Turn off the tap, put the toothbrush down and slowly back away from the sink. Look to your right. Is the toilet seat down? Good, now get out, and never come back. You may not realize it, but sharing a bathroom could be killing your relationship.
Admittedly, this is largely according to the homespun wisdom of Michael Caine, who has gone on record ascribing his remarkably un-Hollywood-like success in marriage — 44 years and counting, to the same woman — to keeping their daily ablutions well out of each other’s faces. “You start with two bathrooms,” he said in an interview with Esquire in 2014. “You never share a bathroom with your wife,” adding by way of explanation: “Otherwise you have a little tiny corner with a razor and a toothbrush in it, and you never get in there.”
To be fair, this might be just a quirk of Sir Michael’s. After all, here’s the kind of thing that’s happened when he’s shared a bathroom with someone in the past:
But at an intuitive level, it does feel as though there might be something in the idea. Fellow 1970s British screen legend Joan Collins lives by the same separate bathrooms rule (although at 83, she’s now on her fifth marriage, so maybe she’s been confusing “bathrooms” with “husbands”), and it’s been noted that the Obamas groomed themselves to perfection in different bits of the White House throughout their tenancy there. It also appears they’ve continued to do so in civilian life as CNN noted in a piece about their move from 1600 Pennsylvania Avenue that one of the moving boxes was labeled HIS BATHROOM.
But are those couples who share one bathroom really risking the future of their relationship?
Complaints about bathroom habits “do occasionally come up,” says Stefan Walters, who trained as a marriage and family therapist in San Diego, and now runs couples’ therapy sessions in London. “It could be any number of issues, such as not replacing the toilet roll when it’s finished, forgetting to flush, leaving the seat up, not emptying the garbage, using the other person’s toothbrush or razor, and so on.”
His therapy sessions, however, usually reveal something much deeper dragging his clients down than shaving foam residue. “Instead of talking about toilet paper for an hour,” he says, “we explore the feelings that this issue is triggering.” More often than not, hot bathroom rage turns out to be a surrogate for “a feeling that one person is being selfish or inconsiderate, and failing to take the other person’s needs into account.”

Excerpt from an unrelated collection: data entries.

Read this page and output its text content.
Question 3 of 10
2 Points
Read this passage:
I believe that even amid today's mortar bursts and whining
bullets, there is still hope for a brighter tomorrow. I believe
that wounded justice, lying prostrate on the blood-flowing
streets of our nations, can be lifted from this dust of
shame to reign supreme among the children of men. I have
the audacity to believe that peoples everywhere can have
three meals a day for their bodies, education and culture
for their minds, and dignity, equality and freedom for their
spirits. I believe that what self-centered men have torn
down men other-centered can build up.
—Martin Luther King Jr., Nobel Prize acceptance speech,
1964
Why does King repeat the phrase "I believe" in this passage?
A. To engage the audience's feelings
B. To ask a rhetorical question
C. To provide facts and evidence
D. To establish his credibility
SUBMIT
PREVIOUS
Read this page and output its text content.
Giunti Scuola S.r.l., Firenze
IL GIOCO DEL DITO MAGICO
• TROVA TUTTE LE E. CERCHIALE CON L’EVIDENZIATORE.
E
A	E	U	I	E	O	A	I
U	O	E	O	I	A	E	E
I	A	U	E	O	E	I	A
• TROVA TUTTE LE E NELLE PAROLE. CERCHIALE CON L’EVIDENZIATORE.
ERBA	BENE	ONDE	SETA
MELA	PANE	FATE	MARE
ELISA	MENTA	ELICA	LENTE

Which makes sense, but it does raise a question: Why does the bathroom specifically emerge as such a popular battleground for this sort of proxy war? “Because a lot of personal and private stuff happens in bathrooms,” Walters explains. “In bathrooms, we create completely natural noises and smells that society has created shame around. We also get naked in them, often in our most primal, un-groomed states. All of this makes us feel vulnerable, so we may feel particularly affronted when it seems like that sacred space is being disrespected.”
Splitting bathrooms Caine- or Obama-style might solve the issue for a while, but according to Walters, the underlying problems will just rear their heads elsewhere. Not to mention, of course, that few people are lucky enough to be cohabiting in homes with enough bathrooms to allow that kind of luxury.
So what’s the real solution? More general relationship upkeep than an addition onto the house: “Try to put yourself in your partner’s shoes and think about things from their perspective occasionally,” says Walters. “Think about how they use that space, and how their needs may differ from yours.” The key to most relationship issues, he advises, is “finding the right balance between having your own needs met, and meeting the needs of your partner, so that both of you feel fulfilled.”
Or you know, something a little more nuanced than the old cliché about making sure you don’t leave the toilet seat up.